Kenwood Handrührgerät

ISI Espuma-Siphon

Pürierstab (Stabmixer)

Knethaken der Küchenmaschine

Rührschüssel

Schneebesen der Küchenmaschine

Flachrührer (damit werden Streusel hergestellt)

TEIGE

Teige sind der allerwichtigste Grundbaustein für Torten und Törtchen, Gebäcke und Desserts. Mürbeteig, Blätterteig, Biskuit und Co. halten unsere Backwerke zusammen oder bilden die Grundlage für zauberhafte Kunstwerke. Aus jedem der hier vorgestellten Teige können Sie unzählige Abwandlungen und Geschmacksrichtungen kreieren, z. B. indem Sie den Teig mit Vanille, Schokolade oder Nüssen veredeln.

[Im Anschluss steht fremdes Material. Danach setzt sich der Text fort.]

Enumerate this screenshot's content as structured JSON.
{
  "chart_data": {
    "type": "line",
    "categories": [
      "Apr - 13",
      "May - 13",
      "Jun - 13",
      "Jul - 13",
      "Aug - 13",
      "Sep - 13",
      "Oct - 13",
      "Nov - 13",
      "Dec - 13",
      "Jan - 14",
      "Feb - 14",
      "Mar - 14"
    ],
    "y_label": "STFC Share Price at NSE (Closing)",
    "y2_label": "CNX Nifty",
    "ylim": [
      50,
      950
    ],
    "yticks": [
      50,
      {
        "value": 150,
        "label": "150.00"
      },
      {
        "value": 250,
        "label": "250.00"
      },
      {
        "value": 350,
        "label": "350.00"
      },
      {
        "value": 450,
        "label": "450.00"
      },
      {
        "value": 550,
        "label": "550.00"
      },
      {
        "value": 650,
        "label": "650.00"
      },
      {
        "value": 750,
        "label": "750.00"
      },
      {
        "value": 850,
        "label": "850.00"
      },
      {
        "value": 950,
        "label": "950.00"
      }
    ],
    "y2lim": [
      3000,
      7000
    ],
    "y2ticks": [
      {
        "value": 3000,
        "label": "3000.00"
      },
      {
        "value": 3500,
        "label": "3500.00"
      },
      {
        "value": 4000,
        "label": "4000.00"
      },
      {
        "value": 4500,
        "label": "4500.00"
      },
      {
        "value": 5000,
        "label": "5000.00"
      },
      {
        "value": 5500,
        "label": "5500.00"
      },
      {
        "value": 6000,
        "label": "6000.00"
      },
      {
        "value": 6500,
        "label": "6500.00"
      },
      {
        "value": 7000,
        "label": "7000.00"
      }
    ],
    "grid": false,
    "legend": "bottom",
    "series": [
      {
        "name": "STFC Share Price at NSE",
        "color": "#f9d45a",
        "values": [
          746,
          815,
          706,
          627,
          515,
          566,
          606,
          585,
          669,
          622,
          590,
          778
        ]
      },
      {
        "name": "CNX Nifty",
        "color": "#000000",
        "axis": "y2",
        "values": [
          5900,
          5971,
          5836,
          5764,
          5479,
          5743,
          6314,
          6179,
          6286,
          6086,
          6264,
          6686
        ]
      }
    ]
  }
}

Leichter Hefeteig (Direkte Teigführung)

ERGIBT 1800 G TEIG

Zubereitung:30 Minuten plus 1 ½–2 Stunden zum Gehen

Backzeit:je nach Rezept

Backtemperatur:je nach Rezept

450 g Vollmilch

50 g frische Hefe

1 kg Mehl (Type 405), mehr nach Bedarf

60 g Eigelb

120 g Zucker

16 g Salz

2 TL Abrieb von 1 unbehandelten Zitrone

Mark von 1 Vanilleschote

140 g zimmerwarme Süßrahmbutter

In einem Topf die Milch auf 38 °C erwärmen (siehe Hinweis Seite 18), dann die Hefe hineinbröckeln und darin unter Rühren auflösen.

Das Mehl in die Rührschüssel der Küchenmaschine geben und in die Mitte eine Mulde drücken. Die aufgeschlämmte Milch-Hefe-Mischung hineingießen und mit etwas Mehl vom Rand bedecken. Das Eigelb, den Zucker, das Salz, den Zitronenabrieb und das Vanillemark dazugeben und grob untermischen. Die weiche Butter in kleinen Würfeln dazugeben.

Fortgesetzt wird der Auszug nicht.